The narrative that the NFC award is the primary driver of fiscal distress does not withstand scrutiny. The divisible pool excludes surcharges and levies collected outside it, such as the petroleum levy, which replaced GST on petroleum products precisely to avoid sharing revenues with the provinces. Over time, the centre has expanded non‑shareable levies, strengthening its own fiscal base while publicly lamenting its reduced NFC share. Meanwhile, provincial obligations to produce cash surpluses have constrained development spending, leaving local governments unable to address pressing needs.
Pakistan’s debt crisis is not the result of higher provincial transfers. It stems from chronic under‑taxation, reckless devaluation, and repeated borrowing — structural weaknesses that have little to do with how the divisible pool is distributed. The failure to broaden the tax base is not the centre’s burden alone. Large segments of the economy — agriculture, retail, real estate, and professions such as law and medicine — remain outside the tax system, contributing only a fraction of their potential. No revision of the NFC award can resolve this structural imbalance.
What is at stake goes beyond fiscal arithmetic. The seventh NFC award and the 18th Amendment are not merely financial arrangements; they are constitutional guarantees that underpin provincial autonomy and strengthen the federation. Undermining this consensus risks destabilising the delicate balance between centre and provinces, with consequences that will outlast the current government and the IMF programme.

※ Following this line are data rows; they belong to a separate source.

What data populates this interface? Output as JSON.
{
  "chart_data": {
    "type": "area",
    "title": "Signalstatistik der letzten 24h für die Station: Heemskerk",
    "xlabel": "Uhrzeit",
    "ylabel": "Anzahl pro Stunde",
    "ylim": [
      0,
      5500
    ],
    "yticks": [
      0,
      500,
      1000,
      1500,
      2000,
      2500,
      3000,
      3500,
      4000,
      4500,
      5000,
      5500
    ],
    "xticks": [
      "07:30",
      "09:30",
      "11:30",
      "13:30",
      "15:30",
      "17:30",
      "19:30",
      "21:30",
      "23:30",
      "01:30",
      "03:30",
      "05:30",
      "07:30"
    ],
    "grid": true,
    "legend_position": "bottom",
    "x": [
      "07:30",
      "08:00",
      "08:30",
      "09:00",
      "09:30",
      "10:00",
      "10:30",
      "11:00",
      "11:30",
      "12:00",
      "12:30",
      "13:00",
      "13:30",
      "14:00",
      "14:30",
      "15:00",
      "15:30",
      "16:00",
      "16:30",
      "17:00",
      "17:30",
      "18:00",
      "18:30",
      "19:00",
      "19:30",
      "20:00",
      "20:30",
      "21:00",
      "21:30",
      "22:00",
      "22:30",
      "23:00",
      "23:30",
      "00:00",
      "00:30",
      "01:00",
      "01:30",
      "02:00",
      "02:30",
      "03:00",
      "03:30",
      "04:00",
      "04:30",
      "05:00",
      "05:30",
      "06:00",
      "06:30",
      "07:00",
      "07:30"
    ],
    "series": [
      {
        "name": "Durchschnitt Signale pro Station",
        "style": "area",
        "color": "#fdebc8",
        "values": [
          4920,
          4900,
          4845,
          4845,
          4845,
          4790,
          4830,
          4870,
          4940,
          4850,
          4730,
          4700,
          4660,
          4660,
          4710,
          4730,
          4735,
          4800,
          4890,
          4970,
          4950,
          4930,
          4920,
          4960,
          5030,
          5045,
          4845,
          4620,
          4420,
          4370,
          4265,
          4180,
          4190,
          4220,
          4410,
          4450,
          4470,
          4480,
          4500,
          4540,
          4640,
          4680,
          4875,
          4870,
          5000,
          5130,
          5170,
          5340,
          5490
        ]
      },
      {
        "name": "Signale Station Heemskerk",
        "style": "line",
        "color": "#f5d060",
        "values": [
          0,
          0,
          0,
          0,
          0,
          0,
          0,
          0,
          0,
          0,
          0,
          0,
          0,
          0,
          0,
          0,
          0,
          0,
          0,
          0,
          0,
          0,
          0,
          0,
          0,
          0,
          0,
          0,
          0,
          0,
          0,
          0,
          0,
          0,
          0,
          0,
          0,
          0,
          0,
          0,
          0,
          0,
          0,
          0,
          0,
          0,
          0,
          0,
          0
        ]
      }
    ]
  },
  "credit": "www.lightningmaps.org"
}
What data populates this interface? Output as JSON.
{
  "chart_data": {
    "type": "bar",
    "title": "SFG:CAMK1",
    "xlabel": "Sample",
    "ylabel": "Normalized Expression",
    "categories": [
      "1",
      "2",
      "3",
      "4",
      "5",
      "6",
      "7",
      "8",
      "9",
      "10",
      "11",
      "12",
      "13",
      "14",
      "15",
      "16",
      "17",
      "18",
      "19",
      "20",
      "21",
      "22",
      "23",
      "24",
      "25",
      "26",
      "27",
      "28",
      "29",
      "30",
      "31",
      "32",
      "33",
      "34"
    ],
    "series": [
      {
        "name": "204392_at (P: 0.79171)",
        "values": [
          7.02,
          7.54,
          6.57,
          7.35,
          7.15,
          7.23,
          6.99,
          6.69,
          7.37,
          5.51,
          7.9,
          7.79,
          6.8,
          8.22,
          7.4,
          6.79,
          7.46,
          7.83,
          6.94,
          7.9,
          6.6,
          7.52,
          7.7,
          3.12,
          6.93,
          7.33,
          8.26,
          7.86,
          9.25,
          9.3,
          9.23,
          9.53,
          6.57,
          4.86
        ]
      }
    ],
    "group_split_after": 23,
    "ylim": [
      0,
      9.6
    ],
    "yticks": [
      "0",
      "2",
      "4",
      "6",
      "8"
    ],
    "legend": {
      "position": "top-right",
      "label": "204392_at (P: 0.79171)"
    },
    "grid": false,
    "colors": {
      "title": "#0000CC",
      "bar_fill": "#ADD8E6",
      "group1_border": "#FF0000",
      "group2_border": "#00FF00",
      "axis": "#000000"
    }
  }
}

The federal government faces a choice. It can continue to squeeze compliant taxpayers and claw back resources from the provinces, or it can confront the structural issues that have long hindered economic growth. The path of least resistance may offer temporary relief, but it will erode trust in the federation and weaken the foundations of governance. A durable solution lies in expanding the tax net, enforcing compliance across all sectors, and respecting the constitutional framework that binds the federation together.